If the size of the hand is consistent (or relatively consistent), then you could also perform N morphological erode operations until the thumb disappears, then N dilate operations to grow the fist back to its original approximate size. Subtract this fist-only blob from the original blob to get the thumb blob. Then uses the thumb blob direction (Feret's diameter) and/or center of mass relative to the fist blob center of mass to determine direction.
Techniques to find critical points (regions of strong direction change) are trickier. At the simplest, you might also use corner detectors and then check the distance from one corner to another to identify the place when the inner edge of the thumb meets the fist.
For more complex methods, look into papers about shape decomposition by authors such as Kimia, Siddiqi, and Xiaofing Mi.
MatchTemplate seems like a good fit for the problem you describe. In what way is it failing for you? If you are actually masking the thumbs-up/thumbs-down/thumbs-in-between signs as nicely as you show in your sample image then you have already done the most difficult part.
MatchTemplate does not include rotation and scaling in the search space, so you should generate more templates from your reference image at all rotations you'd like to detect, and you should scale your templates to match the general size of the found thumbs up/thumbs down signs.
[edit]
The result array for MatchTemplate contains an integer value that specifies how well the fit of template in image is at that location. If you use CV_TM_SQDIFF then the lowest value in the result array is the location of best fit, if you use CV_TM_CCORR or CV_TM_CCOEFF then it is the highest value. If your scaled and rotated template images all have the same number of white pixels then you can compare the value of best fit you find for all different template images, and the template image that has the best fit overall is the one you want to select.

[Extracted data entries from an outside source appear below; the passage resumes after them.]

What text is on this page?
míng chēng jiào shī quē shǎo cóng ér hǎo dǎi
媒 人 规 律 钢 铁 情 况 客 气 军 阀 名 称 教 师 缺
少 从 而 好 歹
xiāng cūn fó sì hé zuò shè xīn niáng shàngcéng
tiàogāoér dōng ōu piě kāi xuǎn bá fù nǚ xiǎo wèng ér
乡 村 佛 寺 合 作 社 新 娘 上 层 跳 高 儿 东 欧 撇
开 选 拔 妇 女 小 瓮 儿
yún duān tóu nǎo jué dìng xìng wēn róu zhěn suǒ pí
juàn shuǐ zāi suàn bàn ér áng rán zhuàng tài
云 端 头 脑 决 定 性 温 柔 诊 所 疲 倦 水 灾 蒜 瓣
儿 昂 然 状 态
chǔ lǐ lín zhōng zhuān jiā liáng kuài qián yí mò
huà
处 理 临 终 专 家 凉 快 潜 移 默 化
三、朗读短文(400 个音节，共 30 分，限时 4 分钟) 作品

There are tons of rotation/scaling independent detection functions that could conceivably help you, but normalizing your problem to work with MatchTemplate is by far the easiest.
For the more advanced stuff, check out SIFT, Haar feature based classifiers, or one of the others available in OpenCV
I think you can get excellent results if you just compute the two points that have the furthest shortest path going through white. The direction in which the thumb is pointing is just the direction of the line that joins the two points.
You can do this easily by sampling points on the white area and using Floyd-Warshall.